Another salient finding of our present study is that 2 and 15 Hz, but not 100 Hz, EA inhibited sprouting of CTB-labeled terminals of myelinated afferent terminals in the spinal lamina II in RTX-treated rats, which is parallel to the inhibitory effect of EA on tactile allodynia. To our knowledge, this is the first study showing that the association of the EA effects on tactile allodynia and sprouting of myelinated afferent fibers in a PHN model. The relationship between sprouting of myelinated fibers and allodynia has been well demonstrated previously.

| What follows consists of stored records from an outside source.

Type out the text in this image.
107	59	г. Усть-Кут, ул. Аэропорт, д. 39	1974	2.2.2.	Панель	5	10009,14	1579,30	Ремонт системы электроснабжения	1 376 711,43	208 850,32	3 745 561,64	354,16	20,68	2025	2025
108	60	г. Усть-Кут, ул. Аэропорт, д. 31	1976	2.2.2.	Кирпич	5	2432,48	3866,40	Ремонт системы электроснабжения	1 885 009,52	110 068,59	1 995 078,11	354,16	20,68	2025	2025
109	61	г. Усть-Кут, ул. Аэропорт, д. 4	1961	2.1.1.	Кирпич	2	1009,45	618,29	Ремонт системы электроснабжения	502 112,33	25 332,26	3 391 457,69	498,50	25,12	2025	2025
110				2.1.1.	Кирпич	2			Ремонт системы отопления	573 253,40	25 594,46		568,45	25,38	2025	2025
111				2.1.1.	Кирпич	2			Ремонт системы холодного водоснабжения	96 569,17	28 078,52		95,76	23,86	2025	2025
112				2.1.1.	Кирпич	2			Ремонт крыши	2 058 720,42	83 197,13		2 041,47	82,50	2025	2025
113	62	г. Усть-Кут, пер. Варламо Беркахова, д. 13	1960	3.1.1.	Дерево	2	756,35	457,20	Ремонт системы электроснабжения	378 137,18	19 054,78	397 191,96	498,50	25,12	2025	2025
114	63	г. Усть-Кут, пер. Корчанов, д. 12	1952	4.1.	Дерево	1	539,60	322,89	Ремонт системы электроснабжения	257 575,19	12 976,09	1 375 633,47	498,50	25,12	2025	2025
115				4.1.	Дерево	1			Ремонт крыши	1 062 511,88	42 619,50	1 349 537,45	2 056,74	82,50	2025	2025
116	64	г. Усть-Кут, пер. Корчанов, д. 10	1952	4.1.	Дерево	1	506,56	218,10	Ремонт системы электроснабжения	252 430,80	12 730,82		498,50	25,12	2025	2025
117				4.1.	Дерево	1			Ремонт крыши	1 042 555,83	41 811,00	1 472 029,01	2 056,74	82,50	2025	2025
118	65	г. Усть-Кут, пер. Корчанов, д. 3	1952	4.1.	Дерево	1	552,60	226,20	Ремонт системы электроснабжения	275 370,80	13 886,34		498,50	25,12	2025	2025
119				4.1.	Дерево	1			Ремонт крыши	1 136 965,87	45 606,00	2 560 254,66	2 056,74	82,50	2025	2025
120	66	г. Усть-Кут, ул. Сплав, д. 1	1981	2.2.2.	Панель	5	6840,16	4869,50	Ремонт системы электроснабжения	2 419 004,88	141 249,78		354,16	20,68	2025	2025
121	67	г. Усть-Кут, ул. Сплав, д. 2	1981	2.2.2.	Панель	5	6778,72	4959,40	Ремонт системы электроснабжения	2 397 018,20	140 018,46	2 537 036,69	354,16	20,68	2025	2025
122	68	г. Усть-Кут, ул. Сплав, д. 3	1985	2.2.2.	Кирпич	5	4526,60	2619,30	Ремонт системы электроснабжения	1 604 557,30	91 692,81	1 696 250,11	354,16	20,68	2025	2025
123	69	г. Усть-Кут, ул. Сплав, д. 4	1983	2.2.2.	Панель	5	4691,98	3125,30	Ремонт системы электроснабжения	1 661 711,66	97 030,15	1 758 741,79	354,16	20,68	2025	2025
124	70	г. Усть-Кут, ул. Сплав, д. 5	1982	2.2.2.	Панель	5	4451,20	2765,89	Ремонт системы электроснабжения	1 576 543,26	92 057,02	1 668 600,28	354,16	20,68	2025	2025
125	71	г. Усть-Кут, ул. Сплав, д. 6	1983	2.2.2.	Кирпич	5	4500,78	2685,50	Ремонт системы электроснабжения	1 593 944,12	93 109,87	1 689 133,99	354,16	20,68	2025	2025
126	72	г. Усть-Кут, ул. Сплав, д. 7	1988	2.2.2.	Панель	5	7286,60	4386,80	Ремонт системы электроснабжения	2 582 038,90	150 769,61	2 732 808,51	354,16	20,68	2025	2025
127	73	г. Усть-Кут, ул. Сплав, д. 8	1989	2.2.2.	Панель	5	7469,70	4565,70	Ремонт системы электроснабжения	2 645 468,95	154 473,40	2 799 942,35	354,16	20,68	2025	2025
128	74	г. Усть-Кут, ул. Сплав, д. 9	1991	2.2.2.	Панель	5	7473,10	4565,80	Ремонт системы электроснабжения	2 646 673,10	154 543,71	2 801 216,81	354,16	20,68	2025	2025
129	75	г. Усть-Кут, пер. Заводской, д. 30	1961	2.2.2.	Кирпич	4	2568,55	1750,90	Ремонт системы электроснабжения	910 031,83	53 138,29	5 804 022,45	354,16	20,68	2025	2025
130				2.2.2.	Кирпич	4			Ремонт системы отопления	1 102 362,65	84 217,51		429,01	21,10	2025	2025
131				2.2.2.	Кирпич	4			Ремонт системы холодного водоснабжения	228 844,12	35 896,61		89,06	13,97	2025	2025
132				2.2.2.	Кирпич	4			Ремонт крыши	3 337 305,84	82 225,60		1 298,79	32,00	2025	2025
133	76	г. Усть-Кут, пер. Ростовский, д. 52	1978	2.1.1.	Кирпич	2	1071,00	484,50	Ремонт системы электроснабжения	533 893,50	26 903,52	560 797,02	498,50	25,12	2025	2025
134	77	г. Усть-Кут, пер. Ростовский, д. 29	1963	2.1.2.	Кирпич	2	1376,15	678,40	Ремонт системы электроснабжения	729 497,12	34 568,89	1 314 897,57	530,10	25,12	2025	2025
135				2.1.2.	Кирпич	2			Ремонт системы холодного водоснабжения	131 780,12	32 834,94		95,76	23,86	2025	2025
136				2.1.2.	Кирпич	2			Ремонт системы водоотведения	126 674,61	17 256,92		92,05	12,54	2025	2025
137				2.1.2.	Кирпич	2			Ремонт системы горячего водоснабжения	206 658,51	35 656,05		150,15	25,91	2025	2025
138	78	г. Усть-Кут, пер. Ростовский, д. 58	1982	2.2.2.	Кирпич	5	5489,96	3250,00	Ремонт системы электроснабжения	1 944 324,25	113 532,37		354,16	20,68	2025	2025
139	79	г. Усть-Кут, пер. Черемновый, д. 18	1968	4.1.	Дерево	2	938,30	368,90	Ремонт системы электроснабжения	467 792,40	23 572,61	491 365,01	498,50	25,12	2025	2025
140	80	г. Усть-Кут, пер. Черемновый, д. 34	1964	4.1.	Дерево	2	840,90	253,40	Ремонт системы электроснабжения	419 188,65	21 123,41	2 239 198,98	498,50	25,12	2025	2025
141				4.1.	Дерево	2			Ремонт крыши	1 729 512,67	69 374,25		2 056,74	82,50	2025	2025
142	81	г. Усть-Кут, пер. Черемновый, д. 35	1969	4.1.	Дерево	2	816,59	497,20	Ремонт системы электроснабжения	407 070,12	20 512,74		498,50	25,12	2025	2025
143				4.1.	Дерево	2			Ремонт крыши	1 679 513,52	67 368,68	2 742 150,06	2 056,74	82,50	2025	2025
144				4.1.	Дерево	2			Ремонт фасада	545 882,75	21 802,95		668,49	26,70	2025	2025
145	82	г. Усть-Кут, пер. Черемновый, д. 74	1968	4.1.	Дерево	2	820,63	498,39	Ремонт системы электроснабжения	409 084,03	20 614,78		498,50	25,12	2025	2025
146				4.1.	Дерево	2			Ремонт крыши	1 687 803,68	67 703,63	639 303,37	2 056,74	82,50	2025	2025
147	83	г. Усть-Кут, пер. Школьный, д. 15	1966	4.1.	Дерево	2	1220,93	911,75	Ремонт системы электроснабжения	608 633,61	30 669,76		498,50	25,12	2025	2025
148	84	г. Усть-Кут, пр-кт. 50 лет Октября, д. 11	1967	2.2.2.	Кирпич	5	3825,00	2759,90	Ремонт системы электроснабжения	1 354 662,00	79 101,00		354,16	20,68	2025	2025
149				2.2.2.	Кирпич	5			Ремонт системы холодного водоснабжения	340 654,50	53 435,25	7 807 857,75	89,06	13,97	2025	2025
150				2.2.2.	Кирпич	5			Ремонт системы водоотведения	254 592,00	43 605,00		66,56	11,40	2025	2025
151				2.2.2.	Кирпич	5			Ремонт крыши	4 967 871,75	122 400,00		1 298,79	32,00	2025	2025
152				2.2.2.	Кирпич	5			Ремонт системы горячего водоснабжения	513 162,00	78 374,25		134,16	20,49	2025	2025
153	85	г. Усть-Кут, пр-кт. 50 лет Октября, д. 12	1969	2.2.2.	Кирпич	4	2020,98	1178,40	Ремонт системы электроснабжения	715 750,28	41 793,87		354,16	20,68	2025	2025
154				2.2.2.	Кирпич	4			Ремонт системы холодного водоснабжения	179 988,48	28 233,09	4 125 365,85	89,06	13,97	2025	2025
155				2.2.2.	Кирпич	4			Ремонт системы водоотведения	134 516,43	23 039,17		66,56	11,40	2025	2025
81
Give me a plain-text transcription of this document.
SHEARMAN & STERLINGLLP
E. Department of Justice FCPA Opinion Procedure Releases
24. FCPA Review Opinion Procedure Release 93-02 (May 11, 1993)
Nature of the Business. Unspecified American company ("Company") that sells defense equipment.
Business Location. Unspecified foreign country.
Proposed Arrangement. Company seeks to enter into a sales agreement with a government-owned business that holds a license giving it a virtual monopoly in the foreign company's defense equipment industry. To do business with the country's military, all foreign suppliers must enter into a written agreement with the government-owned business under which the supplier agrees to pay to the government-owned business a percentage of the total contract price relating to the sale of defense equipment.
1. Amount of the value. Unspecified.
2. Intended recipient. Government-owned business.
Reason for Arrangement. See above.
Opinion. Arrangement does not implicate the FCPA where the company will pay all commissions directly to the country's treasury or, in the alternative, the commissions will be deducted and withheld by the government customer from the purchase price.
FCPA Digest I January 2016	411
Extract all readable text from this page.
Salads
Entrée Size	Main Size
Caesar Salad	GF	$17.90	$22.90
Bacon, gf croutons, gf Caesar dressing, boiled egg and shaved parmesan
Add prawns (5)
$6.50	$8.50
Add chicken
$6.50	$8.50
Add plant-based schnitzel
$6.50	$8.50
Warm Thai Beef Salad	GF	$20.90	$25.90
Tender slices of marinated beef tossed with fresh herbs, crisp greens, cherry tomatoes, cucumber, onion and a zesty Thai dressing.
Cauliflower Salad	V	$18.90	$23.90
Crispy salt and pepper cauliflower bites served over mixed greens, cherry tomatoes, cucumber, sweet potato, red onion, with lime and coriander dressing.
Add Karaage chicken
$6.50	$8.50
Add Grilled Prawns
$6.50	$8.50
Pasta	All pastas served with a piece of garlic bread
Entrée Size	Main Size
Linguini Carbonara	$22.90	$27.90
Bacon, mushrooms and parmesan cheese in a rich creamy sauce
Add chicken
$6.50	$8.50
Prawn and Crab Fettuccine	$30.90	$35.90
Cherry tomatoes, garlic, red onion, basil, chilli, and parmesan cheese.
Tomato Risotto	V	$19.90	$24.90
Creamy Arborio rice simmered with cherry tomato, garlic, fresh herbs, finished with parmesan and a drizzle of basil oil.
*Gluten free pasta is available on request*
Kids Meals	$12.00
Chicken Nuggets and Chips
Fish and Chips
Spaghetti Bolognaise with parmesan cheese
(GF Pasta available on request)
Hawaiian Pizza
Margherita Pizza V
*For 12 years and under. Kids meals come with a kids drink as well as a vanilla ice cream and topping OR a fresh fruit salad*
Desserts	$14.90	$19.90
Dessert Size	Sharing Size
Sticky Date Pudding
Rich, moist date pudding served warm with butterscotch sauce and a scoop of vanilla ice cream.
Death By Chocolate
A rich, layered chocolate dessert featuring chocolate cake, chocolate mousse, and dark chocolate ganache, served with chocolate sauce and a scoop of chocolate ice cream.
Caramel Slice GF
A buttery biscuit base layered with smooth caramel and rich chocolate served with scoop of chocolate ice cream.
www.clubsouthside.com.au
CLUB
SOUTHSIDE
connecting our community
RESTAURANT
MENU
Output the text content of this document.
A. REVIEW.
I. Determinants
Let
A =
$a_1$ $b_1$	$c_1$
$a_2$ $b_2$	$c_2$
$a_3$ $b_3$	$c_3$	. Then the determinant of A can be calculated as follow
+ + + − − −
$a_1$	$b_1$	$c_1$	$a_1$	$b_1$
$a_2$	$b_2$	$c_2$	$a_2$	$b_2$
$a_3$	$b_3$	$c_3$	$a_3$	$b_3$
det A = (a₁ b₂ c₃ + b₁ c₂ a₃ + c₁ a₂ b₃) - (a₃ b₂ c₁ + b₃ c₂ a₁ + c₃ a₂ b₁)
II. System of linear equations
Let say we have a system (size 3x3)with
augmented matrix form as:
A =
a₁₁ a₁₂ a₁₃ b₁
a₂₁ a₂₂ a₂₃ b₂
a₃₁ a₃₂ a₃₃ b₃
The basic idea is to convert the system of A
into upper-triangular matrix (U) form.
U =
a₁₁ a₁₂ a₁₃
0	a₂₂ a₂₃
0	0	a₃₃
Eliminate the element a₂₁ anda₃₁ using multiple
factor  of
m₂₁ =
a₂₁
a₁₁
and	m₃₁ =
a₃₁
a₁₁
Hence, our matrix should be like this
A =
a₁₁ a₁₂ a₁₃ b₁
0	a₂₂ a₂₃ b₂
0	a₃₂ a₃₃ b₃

Pain hypersensitivity after chronic constriction nerve injury is associated with the sprouting of myelinated fibers into the lamina II . Moreover, it has been demonstrated that excessive sprouting of myelinated fibers within the dorsal horn after spinal cord injury was associated with neuropathic pain . In our study, using CTB as a tracer for myelinated afferent fibers, we confirmed that myelinated fibers sprouted into lamina II after RTX treatment. Lamina II normally receives mostly nociceptive C-fiber afferent inputs, and the expansion of myelinated afferent fibers into lamina II could alter the peripheral input to produce a painful response to touch [26, 27]. Because 2 and 15 Hz EA inhibited the sprouting of myelinated nerve terminals 5 weeks after EA treatment, EA may reduce tactile allodynia through inhibition of primary afferent nerve sprouting in the spinal lamina II . However, the mechanism through which EA regulates myelinated fiber sprouting remains to be defined. In RTX-treated rats, TRPV1-expressing unmyelinated afferent nerve terminals in the lamina II are largely removed, and the presence of vacant synaptic sites within the superficial dorsal horn may promote sprouting from neighboring intact myelinated terminals [26, 27]. Because EA treatment recovered TRPV1-expressing unmyelinated afferent terminals in RTX-treated rats, EA could decrease vacant synaptic sites and thus minimize axonal sprouting of myelinated afferent fibers. Therefore, EA-produced reorganization of the spinal dorsal horn circuitry may constitute a neuroanatomic basis for the potent therapeutic effect of EA on nociceptive processing in PHN.